I’ve gone from depressed about my upcoming birthday, to slightly manic, to complete bitch.
But today I’m feeling totally brain dead. I have for a couple of days but not as bad as this. I don’t know why I chose to write today now that I think about it.
I can barely fathom simple conversation and it’s driving me insane! Luckily my boyfriend has been looking after me so I haven’t had to do much but sleep.
Which I think I may get back to.
I will probably write in a few days when I feel a little better.

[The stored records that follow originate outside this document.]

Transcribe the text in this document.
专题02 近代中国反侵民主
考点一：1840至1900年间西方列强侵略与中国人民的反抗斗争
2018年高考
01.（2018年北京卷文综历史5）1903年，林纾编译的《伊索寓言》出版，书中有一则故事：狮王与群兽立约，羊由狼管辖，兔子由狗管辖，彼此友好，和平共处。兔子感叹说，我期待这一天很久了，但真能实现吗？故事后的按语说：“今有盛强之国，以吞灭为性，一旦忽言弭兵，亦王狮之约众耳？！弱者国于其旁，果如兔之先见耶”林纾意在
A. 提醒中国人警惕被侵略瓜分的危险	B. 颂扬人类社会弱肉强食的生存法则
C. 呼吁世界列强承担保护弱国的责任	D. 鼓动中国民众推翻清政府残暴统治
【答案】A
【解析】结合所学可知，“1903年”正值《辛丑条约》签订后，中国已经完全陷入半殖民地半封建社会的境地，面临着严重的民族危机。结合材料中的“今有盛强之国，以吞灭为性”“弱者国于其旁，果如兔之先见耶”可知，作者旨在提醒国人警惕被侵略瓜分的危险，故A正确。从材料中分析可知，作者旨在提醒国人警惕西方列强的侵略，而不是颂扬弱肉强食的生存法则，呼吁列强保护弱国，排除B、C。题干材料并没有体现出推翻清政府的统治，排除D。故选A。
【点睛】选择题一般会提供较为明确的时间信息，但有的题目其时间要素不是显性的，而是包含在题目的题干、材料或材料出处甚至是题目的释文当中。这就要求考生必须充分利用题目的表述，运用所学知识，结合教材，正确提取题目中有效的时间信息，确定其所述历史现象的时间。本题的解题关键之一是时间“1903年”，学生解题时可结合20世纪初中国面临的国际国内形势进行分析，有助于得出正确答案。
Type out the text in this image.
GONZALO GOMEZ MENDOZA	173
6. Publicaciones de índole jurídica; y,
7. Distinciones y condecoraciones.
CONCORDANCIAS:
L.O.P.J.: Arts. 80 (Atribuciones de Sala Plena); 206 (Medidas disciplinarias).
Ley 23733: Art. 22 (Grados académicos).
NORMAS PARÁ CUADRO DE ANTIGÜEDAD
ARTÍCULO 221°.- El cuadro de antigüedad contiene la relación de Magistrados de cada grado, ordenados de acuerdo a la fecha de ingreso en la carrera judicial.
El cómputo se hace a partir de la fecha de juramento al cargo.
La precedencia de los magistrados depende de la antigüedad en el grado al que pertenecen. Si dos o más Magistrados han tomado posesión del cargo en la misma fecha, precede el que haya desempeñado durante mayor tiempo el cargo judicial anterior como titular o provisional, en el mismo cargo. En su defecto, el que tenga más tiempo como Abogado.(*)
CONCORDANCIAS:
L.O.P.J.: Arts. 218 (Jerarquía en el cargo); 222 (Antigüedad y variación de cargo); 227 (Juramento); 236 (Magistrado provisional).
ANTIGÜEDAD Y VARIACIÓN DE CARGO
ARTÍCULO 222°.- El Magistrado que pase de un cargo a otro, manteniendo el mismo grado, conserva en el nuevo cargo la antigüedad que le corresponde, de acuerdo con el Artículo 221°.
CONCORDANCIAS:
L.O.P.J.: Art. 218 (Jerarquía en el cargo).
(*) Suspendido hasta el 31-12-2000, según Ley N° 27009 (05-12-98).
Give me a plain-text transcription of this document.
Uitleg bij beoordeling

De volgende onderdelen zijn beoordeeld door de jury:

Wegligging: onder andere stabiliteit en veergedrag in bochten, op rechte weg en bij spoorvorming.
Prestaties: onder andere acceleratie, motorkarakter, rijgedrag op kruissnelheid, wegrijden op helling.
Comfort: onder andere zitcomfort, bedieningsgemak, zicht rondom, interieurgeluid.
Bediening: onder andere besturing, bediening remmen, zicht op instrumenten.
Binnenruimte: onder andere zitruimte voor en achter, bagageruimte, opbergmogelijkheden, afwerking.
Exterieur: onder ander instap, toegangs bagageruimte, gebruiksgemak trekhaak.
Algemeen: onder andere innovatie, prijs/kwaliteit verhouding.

The downside to my sanity.

I’ve been through a lot with Bipolar Disorder. It has ruled my life for years, and I had an entire personality based around it. I’m different on medication – much more level. I can communicate better and I don’t snap at people so much.
Before, I was wild. I was enthusiastic and sexually empowered, erratic and fun. I’d drink and I’d do drugs and I’d party.
Now I’m a different person. There are fragments of who I was remaining, but they are covered under a layer of insecurity.
I’m starting to feel invisible. No one has much interest in me anymore. I have barely any friends and I certainly do not see them. I’m boring and what’s upsetting is that I get that. I don’t speak my mind like I used to and I barely leave the house. So that leaves partying out of the equation.
Don’t get me wrong, I like who I am now very much. I enjoy being happy. But I also enjoy having friends, going out for drinks, dancing and not caring what anyone thought of me.
I miss my Bipolar me.


Medication mess up.

I have a pill drawer.
Much like myself, it isn’t organised. It’s messy with leftover pills and old packets, scripts, receipts and paper bags. It’s basically a history of my illnesses, jammed into a drawer tightly.
Anyway, last night for a change I brought my Valium and Abilify to my bedroom to take, as I was already laying around in there and didn’t want to get up again.
But I realised something when getting to the Abilify.. I have been taking 5mg less of my usual 15mg dosage all week. I have been so irritable and waking up furious, and now I have an explanation. I feel like such an idiot. Who makes that sort of mistake so many times in a row?
Argh. Guess it’s time to get some organisation into my pill drawer.


The girl with no direction.

She didn’t know what she wanted. Part of her wanted to run. Part of her wanted to build a real life. Part of her wanted to disappear entirely.
Don’t get me wrong, she was not depressed – she was just lost.
She had no direction. There was just so much to rebuild, she doubted that she could do it. There was a voice in her head that told her she could. There were real voices telling her she could. But there was also a voice telling her to give it up.
She didn’t know who to listen to. Rationality told her it’d take years to rebuild, there’s always a chance of episodes. Hope told her it’d be worth it, that she could do it and become a better person out of it.
But she was a rational girl. She never relied on faith. So she endured the bad thoughts, the dysfunctional life and she simply just tried.